Совикус последовал за ними, его мантия шуршала по земле, а металл в руке пульсировал, как живое сердце, отзываясь на каждый шаг. Посланники шли молча, их взгляды скользили по нему, но никто не осмелился заговорить снова. Они знали, кто он, или, по крайней мере, чувствовали, что его присутствие несет нечто большее, чем просто слова.

Костер горел в центре небольшой поляны, окруженной дубами, и ветви сплетались над головой, образуя подобие купола. Пламя трещало, отбрасывая длинные тени на землю, а дым поднимался вверх, растворяясь в ночном воздухе. У огня сидел Хротгар, король Эрденвальда, чья фигура внушала страх даже в покое. Он был широкоплеч, с длинными волосами, заплетенными в косы — они падали на его грудь, покрытую меховым плащом из шкуры бурого медведя. Лицо его было суровым, а серые, как сталь, глаза смотрели с холодной уверенностью человека, который видел слишком много битв. На поясе висел топор с широким лезвием, чья рукоять была вырезана из кости какого-то зверя, а рядом лежал щит, украшенный волчьими когтями. Он поднялся, когда Совикус приблизился, его рост заставил тени вокруг казаться меньше.

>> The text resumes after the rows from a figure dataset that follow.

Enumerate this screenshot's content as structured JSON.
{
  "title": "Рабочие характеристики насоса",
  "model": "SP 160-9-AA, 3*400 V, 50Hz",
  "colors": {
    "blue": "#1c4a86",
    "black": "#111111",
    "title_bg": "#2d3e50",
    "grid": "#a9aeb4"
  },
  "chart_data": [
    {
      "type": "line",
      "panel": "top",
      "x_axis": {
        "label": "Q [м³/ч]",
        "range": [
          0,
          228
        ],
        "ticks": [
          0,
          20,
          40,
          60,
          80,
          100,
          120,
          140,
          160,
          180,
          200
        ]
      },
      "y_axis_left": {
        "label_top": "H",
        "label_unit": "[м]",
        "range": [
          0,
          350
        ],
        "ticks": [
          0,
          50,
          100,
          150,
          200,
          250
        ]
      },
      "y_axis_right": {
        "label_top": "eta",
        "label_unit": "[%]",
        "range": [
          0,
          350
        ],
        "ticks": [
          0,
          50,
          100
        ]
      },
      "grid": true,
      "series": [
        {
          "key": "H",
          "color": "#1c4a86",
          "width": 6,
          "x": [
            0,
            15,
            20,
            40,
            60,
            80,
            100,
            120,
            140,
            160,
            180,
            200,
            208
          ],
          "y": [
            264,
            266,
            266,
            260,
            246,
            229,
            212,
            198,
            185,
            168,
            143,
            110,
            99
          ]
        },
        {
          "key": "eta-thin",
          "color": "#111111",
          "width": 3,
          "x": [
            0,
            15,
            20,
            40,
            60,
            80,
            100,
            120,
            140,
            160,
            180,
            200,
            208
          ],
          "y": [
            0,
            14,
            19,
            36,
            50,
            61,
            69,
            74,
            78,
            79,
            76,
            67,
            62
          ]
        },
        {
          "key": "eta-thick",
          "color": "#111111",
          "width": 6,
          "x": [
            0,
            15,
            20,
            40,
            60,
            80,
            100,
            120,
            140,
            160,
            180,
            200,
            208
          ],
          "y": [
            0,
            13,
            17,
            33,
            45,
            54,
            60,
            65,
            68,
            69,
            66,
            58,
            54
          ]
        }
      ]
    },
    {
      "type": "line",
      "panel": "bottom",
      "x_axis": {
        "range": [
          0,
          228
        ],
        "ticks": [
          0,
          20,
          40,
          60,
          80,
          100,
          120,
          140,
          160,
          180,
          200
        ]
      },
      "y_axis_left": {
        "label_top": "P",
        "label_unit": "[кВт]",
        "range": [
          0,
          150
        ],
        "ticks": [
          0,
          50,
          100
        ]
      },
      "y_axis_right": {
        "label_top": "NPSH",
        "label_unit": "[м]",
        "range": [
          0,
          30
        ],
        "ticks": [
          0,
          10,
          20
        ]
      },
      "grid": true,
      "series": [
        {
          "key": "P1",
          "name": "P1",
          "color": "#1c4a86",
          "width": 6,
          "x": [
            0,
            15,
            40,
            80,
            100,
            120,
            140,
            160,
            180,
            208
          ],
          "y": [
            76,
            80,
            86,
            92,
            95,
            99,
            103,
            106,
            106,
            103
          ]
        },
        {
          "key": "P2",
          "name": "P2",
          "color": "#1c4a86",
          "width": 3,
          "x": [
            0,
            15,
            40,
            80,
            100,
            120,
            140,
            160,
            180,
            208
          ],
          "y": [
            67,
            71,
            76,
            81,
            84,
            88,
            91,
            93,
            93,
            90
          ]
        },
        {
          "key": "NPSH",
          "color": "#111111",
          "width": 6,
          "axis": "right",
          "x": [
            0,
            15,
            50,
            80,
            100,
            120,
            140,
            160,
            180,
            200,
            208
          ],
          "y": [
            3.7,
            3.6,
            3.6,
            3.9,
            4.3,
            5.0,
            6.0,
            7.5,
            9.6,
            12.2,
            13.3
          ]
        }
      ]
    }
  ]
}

— Совикус, — голос Хротгара был низким, раскатистым. — Ты опоздал.

— Я пришел, именно тогда, когда это было нужно, — ответил советник, в его тоне чувствовалась скрытая угроза. Он остановился у костра, позволяя свету осветить его лицо, но капюшон оставил тень над глазами.

Хротгар хмыкнул, его губы искривились в усмешке.

— Твои ритуалы, твои боги… Они не заставят меня ждать вечно. Говори, зачем ты здесь. — Он скрестил руки на груди, его пальцы сжали мех плаща, выдавая нетерпение.

Совикус шагнул ближе, его взгляд встретился с глазами короля, и на миг пламя костра дрогнуло, словно почувствовав напряжение между ними.

— Нападать на Альгард сейчас — безумие, — сказал он, голос его стал тверже, как металл в его руке. — Всеволод слаб, но не сломлен. Хаотики только начали свою работу. Если ударить сейчас, ты потеряешь все — людей, земли, надежду на победу.

Хротгар нахмурился, его шрамы углубились, делая лицо еще суровее.

— Слаб? Его войска стоят у границ, его советники кричат о войне. Ты обещал мне королевство, Совикус, а я вижу только слова.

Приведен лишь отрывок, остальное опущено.